School is officially back in session. On top of work and life in general, you’ve got to balance sports practice and after school activities. In the midst of hectic daily life, there isn’t always time to dedicate to preparing nutritious meals. There is no reason, however, to sacrifice taste and nutrition due to a busy schedule. 

Fish is a nutritious, easy, and tasty meal that is also incredibly versatile. Keep reading for 3 nutritious and quick meals for after school that your kids will actually want to eat. 

 

Whole Grain Fish Nuggets with Veggies 

Kids love finger food and anything in nugget form, so they’re a great way to pack protein and whole grains into one punch. These delicious morsels are sold oven ready, so all you have to do is preheat and throw them in for the correct amount of time. They pair great with dipping sauce such as tartar or ketchup and will have the kids going back for seconds. 

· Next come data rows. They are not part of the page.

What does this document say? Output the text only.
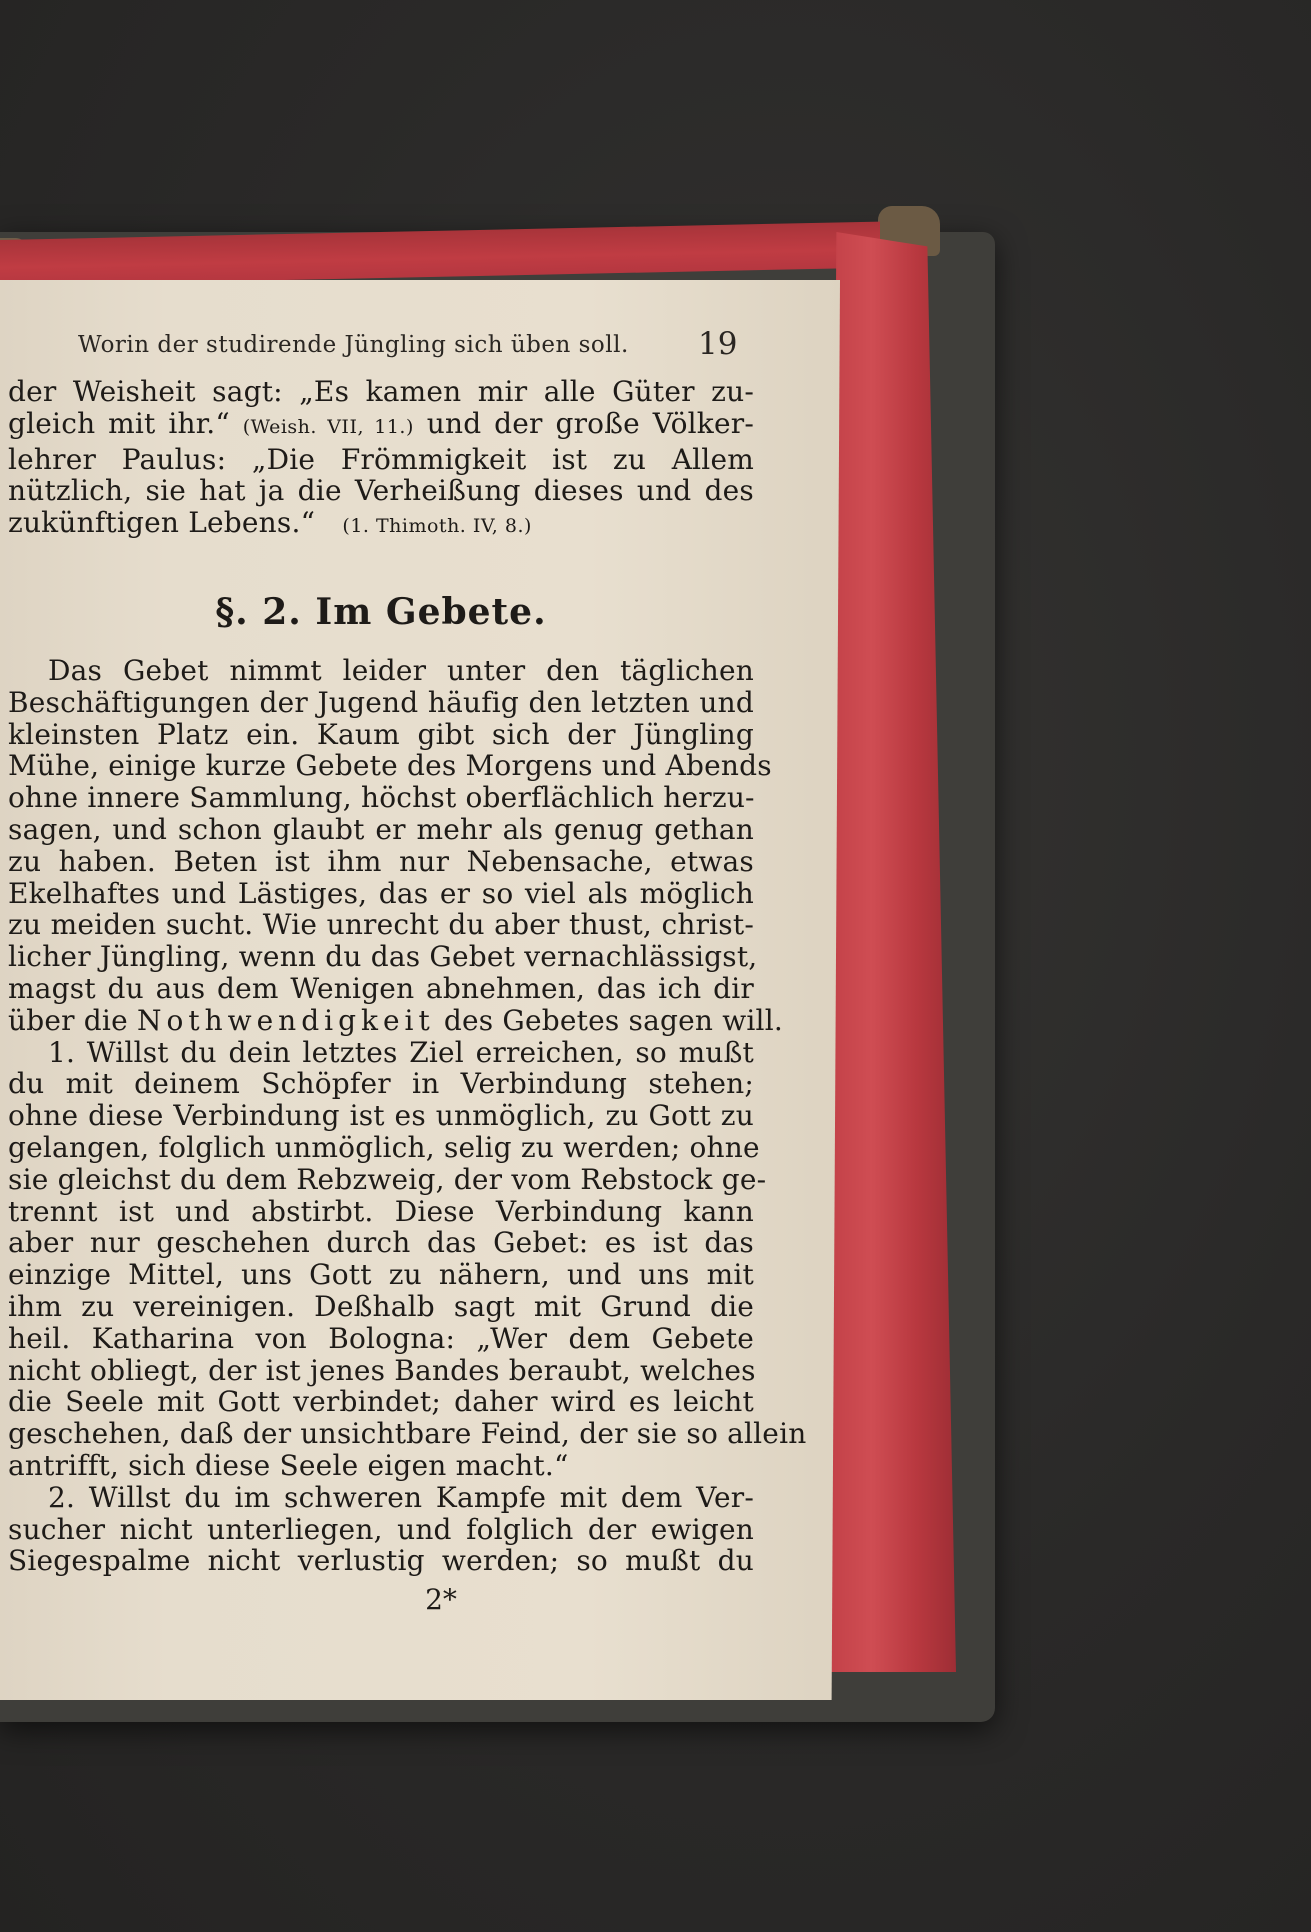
Worin der studirende Jüngling sich üben soll. 19
der Weisheit sagt: „Es kamen mir alle Güter zu-
gleich mit ihr.“ (Weish. VII, 11.) und der große Völker-
lehrer Paulus: „Die Frömmigkeit ist zu Allem
nützlich, sie hat ja die Verheißung dieses und des
zukünftigen Lebens.“ (1. Thimoth. IV, 8.)
§. 2. Im Gebete.
Das Gebet nimmt leider unter den täglichen
Beschäftigungen der Jugend häufig den letzten und
kleinsten Platz ein. Kaum gibt sich der Jüngling
Mühe, einige kurze Gebete des Morgens und Abends
ohne innere Sammlung, höchst oberflächlich herzu-
sagen, und schon glaubt er mehr als genug gethan
zu haben. Beten ist ihm nur Nebensache, etwas
Ekelhaftes und Lästiges, das er so viel als möglich
zu meiden sucht. Wie unrecht du aber thust, christ-
licher Jüngling, wenn du das Gebet vernachlässigst,
magst du aus dem Wenigen abnehmen, das ich dir
über die Nothwendigkeit des Gebetes sagen will.
1. Willst du dein letztes Ziel erreichen, so mußt
du mit deinem Schöpfer in Verbindung stehen;
ohne diese Verbindung ist es unmöglich, zu Gott zu
gelangen, folglich unmöglich, selig zu werden; ohne
sie gleichst du dem Rebzweig, der vom Rebstock ge-
trennt ist und abstirbt. Diese Verbindung kann
aber nur geschehen durch das Gebet: es ist das
einzige Mittel, uns Gott zu nähern, und uns mit
ihm zu vereinigen. Deßhalb sagt mit Grund die
heil. Katharina von Bologna: „Wer dem Gebete
nicht obliegt, der ist jenes Bandes beraubt, welches
die Seele mit Gott verbindet; daher wird es leicht
geschehen, daß der unsichtbare Feind, der sie so allein
antrifft, sich diese Seele eigen macht.“
2. Willst du im schweren Kampfe mit dem Ver-
sucher nicht unterliegen, und folglich der ewigen
Siegespalme nicht verlustig werden; so mußt du
2*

Due to their nutritional duality in both protein and grains, all you need to do is pair them with some form of veggie. Anything from carrots to broccoli will pair great with this meal and take only a few minutes to prepare. 

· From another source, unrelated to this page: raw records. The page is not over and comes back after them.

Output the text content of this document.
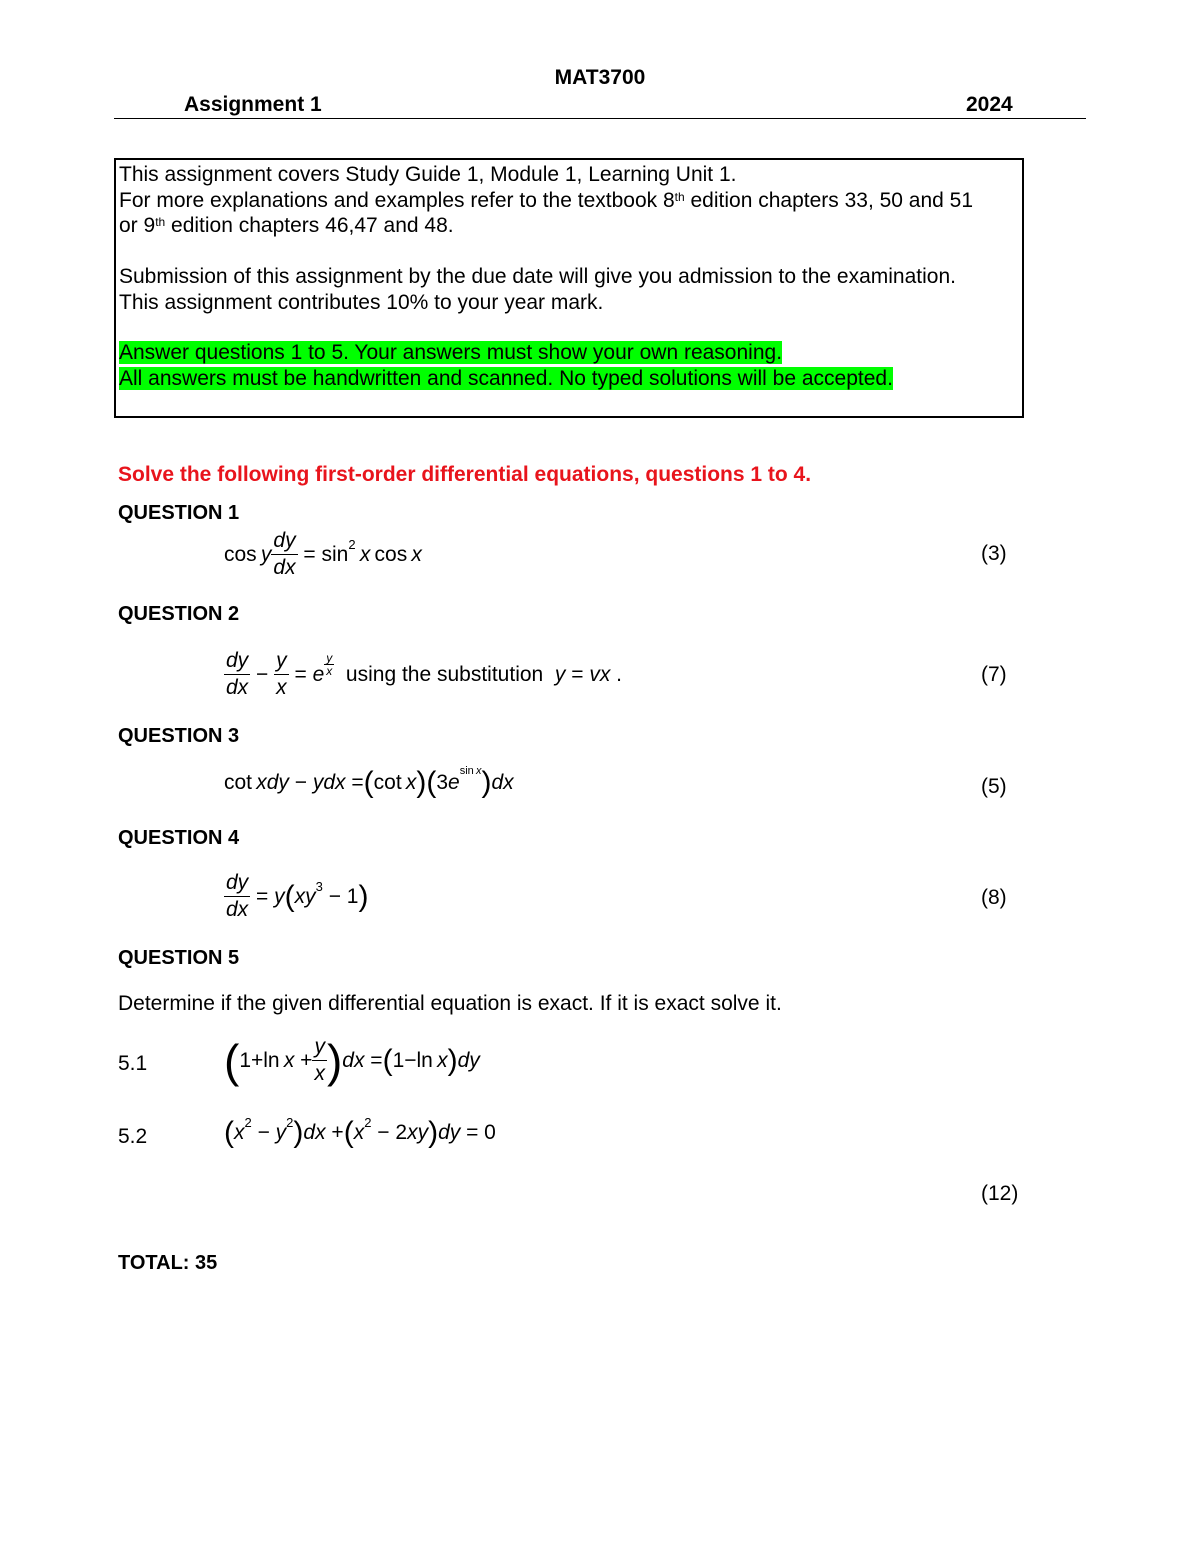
MAT3700
Assignment 1	2024
This assignment covers Study Guide 1, Module 1, Learning Unit 1.
For more explanations and examples refer to the textbook 8th edition chapters 33, 50 and 51
or 9th edition chapters 46,47 and 48.
Submission of this assignment by the due date will give you admission to the examination.
This assignment contributes 10% to your year mark.
Answer questions 1 to 5. Your answers must show your own reasoning.
All answers must be handwritten and scanned. No typed solutions will be accepted.
Solve the following first-order differential equations, questions 1 to 4.
QUESTION 1
cos y $\frac{dy}{dx} = \sin^2 x$ cos x	(3)
QUESTION 2
$\frac{dy}{dx} - \frac{y}{x} = e \frac{y}{x}$
using the substitution y = vx .	(7)
QUESTION 3
cot xdy − ydx = ( cot x ) ( $3e^{sin x}$ ) dx	(5)
QUESTION 4
$\frac{dy}{dx} = y$ ( $xy^3 - 1$ )	(8)
QUESTION 5
Determine if the given differential equation is exact. If it is exact solve it.
5.1 ( 1+ln $x + \frac{y}{x}$ ) dx = ( 1−ln x ) dy
5.2	( $x^2 - y^2$ ) dx + ( $x^2 - 2xy$ ) dy = 0
(12)
TOTAL: 35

If your child has a big appetite, consider adding another form of grain on the side such as a whole wheat pasta or brown rice. Follow up with a fruit for dessert and you just made a quick, cost effective, tasty, and nutritious meal for your family! 

 

Batter Dipped Fish Tacos 

Taco night is a family favorite, to add a healthier spin on the traditional ground beef approach, opt for crispy batter dipped fish. Simply bake the fish for the indicated time. About 5 minutes before ready, put several tortillas in the oven to warm. 

For toppings, include any veggies you prefer, such as lettuce and tomatoes. Add some pre-shredded cheddar cheese or cotija cheese, and some sour cream to hit all the food groups! For extra hungry tummies pair with street corn, refried beans, or Spanish rice. 

 

Pasta with Salmon and Peas

Salmon can be one of the harder types of fish for parents to get their kids to eat. When paired with creamy pasta and fresh peas, however, even the pickiest eaters can’t refuse this meal. 

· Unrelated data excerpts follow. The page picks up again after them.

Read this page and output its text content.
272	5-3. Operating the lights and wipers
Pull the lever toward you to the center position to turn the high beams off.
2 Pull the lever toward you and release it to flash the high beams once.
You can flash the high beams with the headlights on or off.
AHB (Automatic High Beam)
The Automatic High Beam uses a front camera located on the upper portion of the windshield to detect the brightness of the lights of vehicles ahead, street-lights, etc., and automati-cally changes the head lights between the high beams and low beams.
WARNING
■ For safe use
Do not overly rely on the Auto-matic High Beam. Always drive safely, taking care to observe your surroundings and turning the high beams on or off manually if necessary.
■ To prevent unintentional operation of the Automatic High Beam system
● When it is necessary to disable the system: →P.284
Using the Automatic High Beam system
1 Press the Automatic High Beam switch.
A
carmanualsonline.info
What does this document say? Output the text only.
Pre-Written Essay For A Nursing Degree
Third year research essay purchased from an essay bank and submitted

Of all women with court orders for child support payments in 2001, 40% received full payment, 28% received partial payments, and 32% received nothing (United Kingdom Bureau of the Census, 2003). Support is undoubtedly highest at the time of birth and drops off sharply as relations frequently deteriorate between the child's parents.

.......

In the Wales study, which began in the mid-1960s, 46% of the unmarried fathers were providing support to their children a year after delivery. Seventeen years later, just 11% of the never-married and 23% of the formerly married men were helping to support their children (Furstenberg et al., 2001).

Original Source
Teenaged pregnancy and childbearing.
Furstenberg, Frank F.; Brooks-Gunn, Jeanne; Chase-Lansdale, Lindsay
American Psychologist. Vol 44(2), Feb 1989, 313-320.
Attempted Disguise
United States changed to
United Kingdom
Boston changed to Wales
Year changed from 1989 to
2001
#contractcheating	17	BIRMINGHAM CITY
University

Begin by grilling some salmon portions on the stovetop, at the same time put a pot of water to boil. This meal is completely customizable so feel free to choose whatever form of pasta you prefer and cook the amount that will adequately feed your family. 

Once the pasta is cooked and the salmon is grilled, combine and add your favorite type of creamy pasta sauce– this could be anything from alfredo to plain old butter, and some steamed peas. For an extra something add some shaved parmesan cheese on top. This meal checks all the food groups and will have tummies feeling full and warm all night long. 

You don’t have to sacrifice taste and nutrition on busy school nights, incorporating versatile foods such as fish allow you the time and flexibility you need to still make delicious and healthy meals your family can afford.